The opening line of the story, “In the days when…” is a vivid description of a past norm with a fairy-tale quality which is possibly interchangeable with “once upon a time”. This foreshadows a fairy tale story with an upcoming conflict which will later be resolved resulting in a “happily ever after” ending. The first setting is the verdant, woody village of Raveloe which lies in the central plain of Merry England. The inhabitants of Raveloe were narrow-minded and showed complete distrust towards outsiders.

They were simple and congenial rustics with less religious beliefs but high superstitions. It had a pleasant rural backdrop which is fertile and exuberant situated in the backwoods of English midlands. As it belonged to a remote area, it was geographically secluded making it untouched by revolutionary changes outside. This isolation led to intellectual and spiritual confinement. Upon further reading, we come across a whole new setting as there is a flashback of Silas’ former life.

The setting was 15 years before Silas’ emigration to Raveloe and the place was Silas’s hometown which was a northern village, the lantern Yard. It was a poor artisan community and as the name suggests, it was a dark, isolated place. The inhabitants of the area were close friends and gathered for church services. This place was a complete religious cult-like sect on the contrary to Raveloe. Here, Silas lived as a young man with “exemplary life and ardent faith”. In addition, his catalepsy fit was known by all but was seen positively.

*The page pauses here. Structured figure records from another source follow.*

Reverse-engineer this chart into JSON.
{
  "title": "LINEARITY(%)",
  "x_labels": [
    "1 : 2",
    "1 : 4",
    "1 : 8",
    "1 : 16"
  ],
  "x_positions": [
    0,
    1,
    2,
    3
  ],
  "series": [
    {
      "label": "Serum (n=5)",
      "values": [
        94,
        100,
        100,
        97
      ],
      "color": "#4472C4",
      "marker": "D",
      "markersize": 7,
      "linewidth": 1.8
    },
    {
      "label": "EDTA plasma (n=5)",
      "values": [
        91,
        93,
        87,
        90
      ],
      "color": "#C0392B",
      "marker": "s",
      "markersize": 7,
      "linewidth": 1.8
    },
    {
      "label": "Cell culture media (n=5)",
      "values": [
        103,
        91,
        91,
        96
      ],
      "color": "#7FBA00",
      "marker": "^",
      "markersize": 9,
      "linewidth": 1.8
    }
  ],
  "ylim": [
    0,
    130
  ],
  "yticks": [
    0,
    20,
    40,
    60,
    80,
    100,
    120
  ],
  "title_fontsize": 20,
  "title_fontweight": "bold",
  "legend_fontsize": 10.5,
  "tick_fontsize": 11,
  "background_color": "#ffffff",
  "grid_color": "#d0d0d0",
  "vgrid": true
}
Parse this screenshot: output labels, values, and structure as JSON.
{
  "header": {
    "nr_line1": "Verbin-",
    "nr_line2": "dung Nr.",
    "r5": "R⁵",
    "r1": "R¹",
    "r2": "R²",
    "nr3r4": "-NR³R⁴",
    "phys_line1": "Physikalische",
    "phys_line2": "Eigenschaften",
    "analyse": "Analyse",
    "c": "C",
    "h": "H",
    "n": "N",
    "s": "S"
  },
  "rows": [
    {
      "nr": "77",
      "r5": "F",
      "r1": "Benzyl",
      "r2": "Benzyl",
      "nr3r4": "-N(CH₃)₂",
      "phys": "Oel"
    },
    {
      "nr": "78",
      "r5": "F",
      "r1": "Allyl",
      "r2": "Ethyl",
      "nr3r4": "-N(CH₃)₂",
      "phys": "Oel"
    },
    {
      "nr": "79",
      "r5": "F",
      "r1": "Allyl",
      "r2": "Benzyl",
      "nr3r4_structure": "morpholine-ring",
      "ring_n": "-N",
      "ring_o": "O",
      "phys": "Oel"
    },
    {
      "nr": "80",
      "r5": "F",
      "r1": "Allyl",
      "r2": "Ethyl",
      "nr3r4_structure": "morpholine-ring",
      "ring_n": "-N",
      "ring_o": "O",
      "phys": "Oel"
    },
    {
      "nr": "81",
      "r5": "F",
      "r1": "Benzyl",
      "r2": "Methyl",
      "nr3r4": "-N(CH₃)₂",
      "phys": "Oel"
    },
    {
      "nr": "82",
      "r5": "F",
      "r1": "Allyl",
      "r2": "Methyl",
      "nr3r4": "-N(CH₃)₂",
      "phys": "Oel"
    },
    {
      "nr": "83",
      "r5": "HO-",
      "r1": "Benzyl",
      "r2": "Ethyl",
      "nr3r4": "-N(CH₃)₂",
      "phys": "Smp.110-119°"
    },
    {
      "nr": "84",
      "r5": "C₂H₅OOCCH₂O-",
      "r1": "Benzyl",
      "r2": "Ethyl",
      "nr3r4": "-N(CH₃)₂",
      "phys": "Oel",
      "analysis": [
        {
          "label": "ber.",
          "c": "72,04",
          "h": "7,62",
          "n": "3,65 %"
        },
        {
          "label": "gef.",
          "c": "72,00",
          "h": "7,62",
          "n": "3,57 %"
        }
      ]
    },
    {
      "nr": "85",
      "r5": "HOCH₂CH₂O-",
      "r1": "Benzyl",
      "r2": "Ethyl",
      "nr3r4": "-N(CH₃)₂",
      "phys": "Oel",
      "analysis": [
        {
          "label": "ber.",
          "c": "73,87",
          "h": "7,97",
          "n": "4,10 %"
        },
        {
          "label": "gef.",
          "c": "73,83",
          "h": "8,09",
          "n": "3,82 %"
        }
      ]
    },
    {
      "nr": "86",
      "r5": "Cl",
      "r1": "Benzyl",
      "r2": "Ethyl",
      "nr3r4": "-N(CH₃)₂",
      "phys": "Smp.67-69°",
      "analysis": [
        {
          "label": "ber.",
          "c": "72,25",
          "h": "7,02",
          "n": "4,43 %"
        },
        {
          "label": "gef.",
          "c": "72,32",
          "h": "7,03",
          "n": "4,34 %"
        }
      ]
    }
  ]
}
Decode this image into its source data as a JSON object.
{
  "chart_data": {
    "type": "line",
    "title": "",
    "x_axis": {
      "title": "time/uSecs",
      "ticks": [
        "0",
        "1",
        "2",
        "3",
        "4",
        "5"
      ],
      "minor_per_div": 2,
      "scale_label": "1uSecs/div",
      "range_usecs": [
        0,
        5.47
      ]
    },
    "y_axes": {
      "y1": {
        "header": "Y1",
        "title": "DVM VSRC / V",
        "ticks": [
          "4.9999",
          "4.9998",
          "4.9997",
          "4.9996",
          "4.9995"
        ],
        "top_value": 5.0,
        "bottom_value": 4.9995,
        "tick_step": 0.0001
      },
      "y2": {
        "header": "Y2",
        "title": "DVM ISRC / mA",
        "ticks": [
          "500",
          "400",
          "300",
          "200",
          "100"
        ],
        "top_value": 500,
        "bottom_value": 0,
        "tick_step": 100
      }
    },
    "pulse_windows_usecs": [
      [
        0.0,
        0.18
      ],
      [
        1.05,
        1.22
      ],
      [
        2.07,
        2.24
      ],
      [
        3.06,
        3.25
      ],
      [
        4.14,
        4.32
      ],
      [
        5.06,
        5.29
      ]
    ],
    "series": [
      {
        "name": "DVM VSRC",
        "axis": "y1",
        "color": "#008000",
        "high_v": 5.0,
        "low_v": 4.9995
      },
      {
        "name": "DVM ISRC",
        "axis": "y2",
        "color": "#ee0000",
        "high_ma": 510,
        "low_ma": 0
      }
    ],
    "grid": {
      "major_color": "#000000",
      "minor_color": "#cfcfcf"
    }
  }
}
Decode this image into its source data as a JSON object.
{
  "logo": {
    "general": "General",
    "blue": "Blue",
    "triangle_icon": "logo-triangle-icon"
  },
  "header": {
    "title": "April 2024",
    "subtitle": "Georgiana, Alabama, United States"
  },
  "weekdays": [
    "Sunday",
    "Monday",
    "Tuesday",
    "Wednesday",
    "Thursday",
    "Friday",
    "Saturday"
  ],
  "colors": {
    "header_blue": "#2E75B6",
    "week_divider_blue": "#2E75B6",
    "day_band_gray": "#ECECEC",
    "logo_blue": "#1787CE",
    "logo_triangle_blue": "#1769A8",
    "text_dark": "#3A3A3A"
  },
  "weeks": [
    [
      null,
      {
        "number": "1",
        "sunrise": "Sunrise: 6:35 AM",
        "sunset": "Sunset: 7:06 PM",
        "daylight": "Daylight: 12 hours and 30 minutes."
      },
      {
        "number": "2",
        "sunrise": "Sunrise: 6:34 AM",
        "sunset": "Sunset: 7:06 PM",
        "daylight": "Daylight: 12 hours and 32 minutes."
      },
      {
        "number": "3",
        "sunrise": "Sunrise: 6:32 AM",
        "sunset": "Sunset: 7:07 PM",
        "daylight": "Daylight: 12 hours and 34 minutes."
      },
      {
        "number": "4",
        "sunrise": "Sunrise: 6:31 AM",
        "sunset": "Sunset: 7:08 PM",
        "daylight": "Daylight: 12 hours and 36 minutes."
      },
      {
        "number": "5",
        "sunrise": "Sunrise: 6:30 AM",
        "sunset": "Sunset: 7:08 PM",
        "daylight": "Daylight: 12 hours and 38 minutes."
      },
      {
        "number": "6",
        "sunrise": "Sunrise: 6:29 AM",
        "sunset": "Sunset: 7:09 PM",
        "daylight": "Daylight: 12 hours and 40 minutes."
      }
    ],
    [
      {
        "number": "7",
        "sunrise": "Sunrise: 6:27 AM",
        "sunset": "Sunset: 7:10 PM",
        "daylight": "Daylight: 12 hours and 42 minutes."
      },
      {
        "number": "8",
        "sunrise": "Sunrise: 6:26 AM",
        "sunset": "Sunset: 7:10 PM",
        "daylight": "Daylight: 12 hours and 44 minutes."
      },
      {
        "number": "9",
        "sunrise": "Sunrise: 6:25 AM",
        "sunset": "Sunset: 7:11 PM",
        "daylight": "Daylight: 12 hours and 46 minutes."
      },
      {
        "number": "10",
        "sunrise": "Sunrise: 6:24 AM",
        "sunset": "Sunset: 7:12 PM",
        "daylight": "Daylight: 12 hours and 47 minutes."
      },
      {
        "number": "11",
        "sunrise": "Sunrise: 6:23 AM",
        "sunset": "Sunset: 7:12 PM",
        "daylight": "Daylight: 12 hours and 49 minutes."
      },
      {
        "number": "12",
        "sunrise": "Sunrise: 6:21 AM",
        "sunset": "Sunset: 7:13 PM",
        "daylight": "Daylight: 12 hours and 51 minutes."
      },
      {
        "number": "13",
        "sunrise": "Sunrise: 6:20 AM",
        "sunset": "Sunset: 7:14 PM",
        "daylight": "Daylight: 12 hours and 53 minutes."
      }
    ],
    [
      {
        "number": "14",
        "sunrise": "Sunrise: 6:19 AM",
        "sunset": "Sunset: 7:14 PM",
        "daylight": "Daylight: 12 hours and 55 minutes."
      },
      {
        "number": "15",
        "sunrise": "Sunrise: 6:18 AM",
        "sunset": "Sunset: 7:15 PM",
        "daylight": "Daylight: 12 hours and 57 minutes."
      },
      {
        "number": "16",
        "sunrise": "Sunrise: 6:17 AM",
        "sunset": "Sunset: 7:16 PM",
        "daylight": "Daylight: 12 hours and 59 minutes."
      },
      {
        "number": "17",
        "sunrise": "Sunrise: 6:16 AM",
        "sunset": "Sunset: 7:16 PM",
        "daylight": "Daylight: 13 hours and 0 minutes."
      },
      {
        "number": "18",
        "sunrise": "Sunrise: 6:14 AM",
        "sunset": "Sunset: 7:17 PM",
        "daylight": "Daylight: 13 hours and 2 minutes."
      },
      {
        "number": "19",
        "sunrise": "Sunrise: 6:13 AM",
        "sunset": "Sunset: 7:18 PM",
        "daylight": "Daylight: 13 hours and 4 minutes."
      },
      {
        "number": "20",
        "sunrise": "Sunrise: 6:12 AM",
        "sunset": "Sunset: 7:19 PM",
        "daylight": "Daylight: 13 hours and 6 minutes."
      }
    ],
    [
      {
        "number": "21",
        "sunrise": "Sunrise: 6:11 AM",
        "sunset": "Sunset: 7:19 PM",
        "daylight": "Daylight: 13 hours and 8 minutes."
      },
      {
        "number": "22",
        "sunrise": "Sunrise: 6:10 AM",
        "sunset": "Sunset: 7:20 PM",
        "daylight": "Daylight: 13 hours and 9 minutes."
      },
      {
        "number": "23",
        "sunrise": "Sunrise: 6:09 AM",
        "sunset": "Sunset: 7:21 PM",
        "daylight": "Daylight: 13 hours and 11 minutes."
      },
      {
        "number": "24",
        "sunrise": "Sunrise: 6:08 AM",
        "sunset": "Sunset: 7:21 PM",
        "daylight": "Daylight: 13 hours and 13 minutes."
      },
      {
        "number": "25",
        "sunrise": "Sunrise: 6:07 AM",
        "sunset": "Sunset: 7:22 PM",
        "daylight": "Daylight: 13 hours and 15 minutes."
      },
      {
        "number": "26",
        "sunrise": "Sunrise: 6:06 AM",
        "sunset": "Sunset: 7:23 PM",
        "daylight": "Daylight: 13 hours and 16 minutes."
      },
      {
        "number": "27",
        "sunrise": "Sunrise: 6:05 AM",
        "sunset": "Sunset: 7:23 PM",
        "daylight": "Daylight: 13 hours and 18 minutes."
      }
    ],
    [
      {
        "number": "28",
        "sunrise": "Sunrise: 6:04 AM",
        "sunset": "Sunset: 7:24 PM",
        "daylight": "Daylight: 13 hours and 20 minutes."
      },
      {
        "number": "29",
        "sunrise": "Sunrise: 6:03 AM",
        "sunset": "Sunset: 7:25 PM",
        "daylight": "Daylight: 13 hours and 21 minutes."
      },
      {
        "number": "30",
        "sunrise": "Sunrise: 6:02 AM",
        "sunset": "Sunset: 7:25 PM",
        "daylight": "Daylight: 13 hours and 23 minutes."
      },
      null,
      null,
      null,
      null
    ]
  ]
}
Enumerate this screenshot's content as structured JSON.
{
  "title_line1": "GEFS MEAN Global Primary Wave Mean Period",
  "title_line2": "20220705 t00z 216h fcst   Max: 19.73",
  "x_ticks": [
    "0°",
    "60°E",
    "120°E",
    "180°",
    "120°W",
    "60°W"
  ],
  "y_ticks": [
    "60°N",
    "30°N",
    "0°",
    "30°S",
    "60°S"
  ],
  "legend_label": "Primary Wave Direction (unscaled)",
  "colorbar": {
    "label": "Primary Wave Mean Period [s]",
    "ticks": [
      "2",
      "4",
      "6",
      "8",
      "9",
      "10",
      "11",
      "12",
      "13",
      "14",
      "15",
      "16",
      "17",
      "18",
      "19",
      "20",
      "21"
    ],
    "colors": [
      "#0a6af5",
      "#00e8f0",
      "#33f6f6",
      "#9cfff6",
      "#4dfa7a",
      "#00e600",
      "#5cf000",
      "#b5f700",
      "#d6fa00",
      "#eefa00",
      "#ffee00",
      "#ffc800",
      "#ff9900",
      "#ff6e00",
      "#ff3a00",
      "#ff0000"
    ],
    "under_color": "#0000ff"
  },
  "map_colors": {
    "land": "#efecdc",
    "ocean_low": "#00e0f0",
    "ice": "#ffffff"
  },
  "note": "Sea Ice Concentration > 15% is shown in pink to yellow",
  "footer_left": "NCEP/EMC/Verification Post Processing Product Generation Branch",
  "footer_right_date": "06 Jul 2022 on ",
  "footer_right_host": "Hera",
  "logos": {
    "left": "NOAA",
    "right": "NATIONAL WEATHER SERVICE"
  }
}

The tragedy struck when Silas was accused of theft committed by his best friend William Dane who marries Silas’s ex-fiancee and does a complete betrayal towards Silas. That caused Silas to leave town and emigrate to Raveloe working as a weaver with enclosed, mysterious life. George Eliot uses various descriptive phrases which was helpful in effective visualization to allow readers to be able to understand the setting and get the complete idea. Not being in a chronological order, it constantly ignites our curiosity of wanting to know more about what environment Silas Manor has been through.